ArctosDB / arctos

Arctos is a museum collections management system
https://arctos.database.museum
61 stars 13 forks source link

Cleaning up of low information agents #4903

Closed lin-fred closed 1 year ago

lin-fred commented 2 years ago

@dustymc can you post a list of agents that only have remarks you'd like us to start looking through

AJLinn commented 2 years ago

But also - everyone may want to review the list of recently marked for merge agents to make sure they aren't losing something.

Thanks for the notice - I'm curious about these markings also... I had one particular agent marked who was associated with four transactions (recipient of loans). I added a couple of URLs and an "alive" relationship, but I am concerned about why this one got wrapped into the mass-merge.

Also, I am sorting by remark length and # of collections and will add to the existing Google sheet so that everyone can work on this collaboratively. Please work in the "New list" tab.

Are we being given time to do some editing of these agents before they get nuked, because I apparently have 918 on the "new list"???? I'm not quite sure what planned action this list represents...

Jegelewicz commented 2 years ago

@AJLinn I think @dustymc decided to go wild last week and merge a bunch of stuff, but I really want to wait on most merges until AFTER any string-only agents are converted to verbatim agents so that what ever people are using NOW is what they get THEN.

Also, just in case you have missed out. Any agent that has only names and remarks that is ONLY involved in collector roles, will be converted to verbatim agent around the first of next year. Any agents that you want to keep that are in this group need to have either a status, relationship, or address added to keep them agent-worthy. Also note that you can no longer add an agent without one of these things.

This is a plea to PLEASE allow the collections to do this work! Mass-mergeing stuff now is going to mean people losing verbatim information that they have currently recorded in agents.

AJLinn commented 2 years ago

Thanks @Jegelewicz - I've had to miss out on a bunch of Arctos stuff because of a 8-week long seminar I've been involved with (now completed) and have not been tracking agent stuff as closely as I should have. I am fully invested in doing this work but agree, we MUST have time to prioritize the work and it's not going to be a quick fix! Forcing us to drop all of the other time-critical priorities to do these fixes before things get merged is not going to engender a positive working environment! It's going to lead to mistakes and pissed-off users, NOT the intended improvement of agent records.

For example, for just UAM:EH dealing with 918 names on this google spreadsheet assuming it takes an average of 5 minutes per name (some will take much more effort while others will be faster) means 76.5 hours of work!!! I assume others have equally as many entries to review and none of us have two weeks of dedicated time to only devote to this task.

This is a plea to PLEASE allow the collections to do this work! Mass-mergeing stuff now is going to mean people losing verbatim information that they have currently recorded in agents.

1000-times YES!

Jegelewicz commented 2 years ago

just UAM:EH dealing with 918 names on this google spreadsheet assuming it takes an average of 5 minutes per name (some will take much more effort while others will be faster) means 76.5 hours of work!!!
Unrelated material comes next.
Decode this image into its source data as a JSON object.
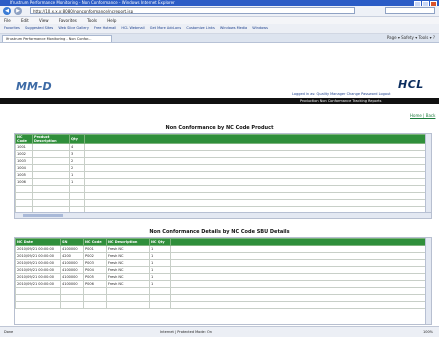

Yep - I can get through about 20-25 in an hour. FWIW I have been spending some time each week just transferring information from remarks to the various status, relationship and address fields, so I am trying to help everyone get some of this done before the deadline. Also, @ArctosDB/agents-committee is meeting half an hour early each month to work on this too.

dustymc commented 2 years ago

allow the collections

That's what's happening, https://github.com/ArctosDB/arctos/issues/4930

krgomez commented 2 years ago

I'll work on adding more data to the UAM:Art agent profiles in the list. It can be challenging to research some of our more obscure artists, but I will do what I can. If an agent is a determiner of an attribute, does this disqualify them from being changed into a verbatim agent? Can you clarify, is the list shared in this issue all of the "low quality agents", or are there more?

Jegelewicz commented 2 years ago

If an agent is a determiner of an attribute, does this disqualify them from being changed into a verbatim agent?

Right now, yes.

is the list shared in this issue all of the "low quality agents", or are there more?

All as of the day it was made - but more agents get added every day...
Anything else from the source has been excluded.